Suspicions that “Jerusalem of Gold” was not original were raised soon after the song was first performed. Shemer vehemently denied it, maintaining she had never heard the Basque tune. In 2000, when a Yediot Aharanot reporter gave her a tape of the Basque tune during an interview, she repeated the denial, insisting that the two melodies sounded nothing alike.
In the spring of 2004, however, as she was dying of cancer, she wrote to Aldema that she needed to tell the truth. “The whole thing was a terrible accident,” she wrote. At some point in the mid-1960s, “my friend [and fellow songstress] Nehama Hendel visited me and apparently sang the well-known Basque song to me. It must have entered one ear and gone out the other one, but in the winter of 1967, as I was laboring on ‘Jerusalem of Gold,’ it must have unconsciously crawled back into my mind.”

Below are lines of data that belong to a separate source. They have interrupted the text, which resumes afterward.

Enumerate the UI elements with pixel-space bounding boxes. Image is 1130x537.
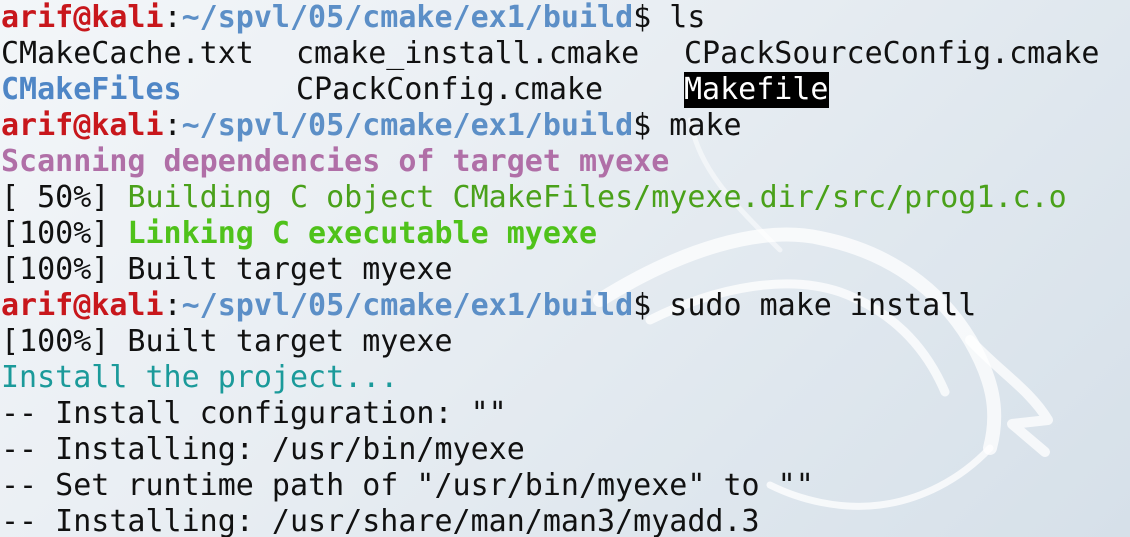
command-ls: ls	[651, 0, 706, 35]
directory-entry: CMakeFiles	[1, 72, 182, 107]
progress-prefix: [100%]	[1, 216, 128, 251]
command-make: make	[651, 108, 742, 143]
prompt-user-host: arif@kali	[1, 288, 164, 323]
prompt-symbol: $	[633, 108, 652, 143]
prompt-user-host: arif@kali	[1, 108, 164, 143]
ls-output-row: CMakeFiles CPackConfig.cmake Makefile	[0, 72, 1130, 108]
building-line: [ 50%] Building C object CMakeFiles/myex…	[0, 180, 1130, 216]
install-config-line: -- Install configuration: ""	[1, 396, 507, 431]
install-project-line: Install the project...	[1, 360, 399, 395]
prompt-path: ~/spvl/05/cmake/ex1/build	[181, 0, 634, 35]
file-entry: CPackSourceConfig.cmake	[684, 36, 1100, 71]
scanning-line: Scanning dependencies of target myexe	[1, 144, 670, 179]
prompt-line: arif@kali:~/spvl/05/cmake/ex1/build$ mak…	[0, 108, 1130, 144]
prompt-colon: :	[163, 288, 182, 323]
prompt-line: arif@kali:~/spvl/05/cmake/ex1/build$ ls	[0, 0, 1130, 36]
installing-man-line: -- Installing: /usr/share/man/man3/myadd…	[1, 504, 760, 537]
linking-text: Linking C executable myexe	[127, 216, 598, 251]
progress-prefix: [ 50%]	[1, 180, 128, 215]
prompt-path: ~/spvl/05/cmake/ex1/build	[181, 108, 634, 143]
built-target-line: [100%] Built target myexe	[1, 252, 453, 287]
prompt-user-host: arif@kali	[1, 0, 164, 35]
built-target-line: [100%] Built target myexe	[1, 324, 453, 359]
prompt-symbol: $	[633, 0, 652, 35]
prompt-colon: :	[163, 108, 182, 143]
runtime-path-line: -- Set runtime path of "/usr/bin/myexe" …	[1, 468, 814, 503]
linking-line: [100%] Linking C executable myexe	[0, 216, 1130, 252]
prompt-colon: :	[163, 0, 182, 35]
file-entry-highlighted: Makefile	[684, 72, 829, 108]
file-entry: CPackConfig.cmake	[296, 72, 604, 107]
file-entry: cmake_install.cmake	[296, 36, 640, 71]
prompt-path: ~/spvl/05/cmake/ex1/build	[181, 288, 634, 323]
installing-bin-line: -- Installing: /usr/bin/myexe	[1, 432, 525, 467]
ls-output-row: CMakeCache.txt cmake_install.cmake CPackSo…	[0, 36, 1130, 72]
terminal-output: arif@kali:~/spvl/05/cmake/ex1/build$ ls …	[0, 0, 1130, 537]
building-text: Building C object CMakeFiles/myexe.dir/s…	[127, 180, 1067, 215]
command-install: sudo make install	[651, 288, 977, 323]
file-entry: CMakeCache.txt	[1, 36, 254, 71]
prompt-symbol: $	[633, 288, 652, 323]
prompt-line: arif@kali:~/spvl/05/cmake/ex1/build$ sud…	[0, 288, 1130, 324]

She concluded: “My only comfort is that I tell myself that perhaps it is a tune of the Anusim [Inquisition-era Spain’s secret Jews or Marranos] and all I did was restore past glory.”
Paco Ibanez, the Basque singer who popularized the original tune, weighed in personally last week in Israeli press interviews, saying that he had always taken pride in Shemer’s use of his tune, which he performed at a Jerusalem concert in 1962. Still, as his rendition was played repeatedly on every Israeli radio station last week — accompanied, just as Natan had been, by a single guitar (Ibanez’s version can be heard on the Internet at http://mp3enema.org/files/achi/joxepe.mp3) — many Israelis were filled with strange emotions. Even Israel’s most treasured song, it appeared, wasn’t really Israel’s.
The victory of Maccabi Tel Aviv was a different story, at least at first glance. The team holds a unique place in Israeli culture. It has won 34 of the last 35 Israeli championships, and its back-to-back Euroleague crown was its fifth European trophy. Israel’s few moments of triumph on the international sports scene largely belong to Maccabi.
Alas, few Israeli-born players took part in the championship game. As is customary in international play, the Israeli team packed its ranks with foreign stars, including Americans, Croats and a Lithuanian, Sarunas Jasikevicius, who had sunk America’s hopes while playing for Lithuania in the 2004 Olympics and scored 22 points for Israel last week. Israel’s top political leaders hailed the team in a round of victory celebrations, but they had to address the players in English.
Israelis, though, take their national pride wherever they can. Their song may be half-stolen, their team mostly foreign, but the Israeli public continued to embrace both with full hearts as they marked the country’s 57th Independence Day.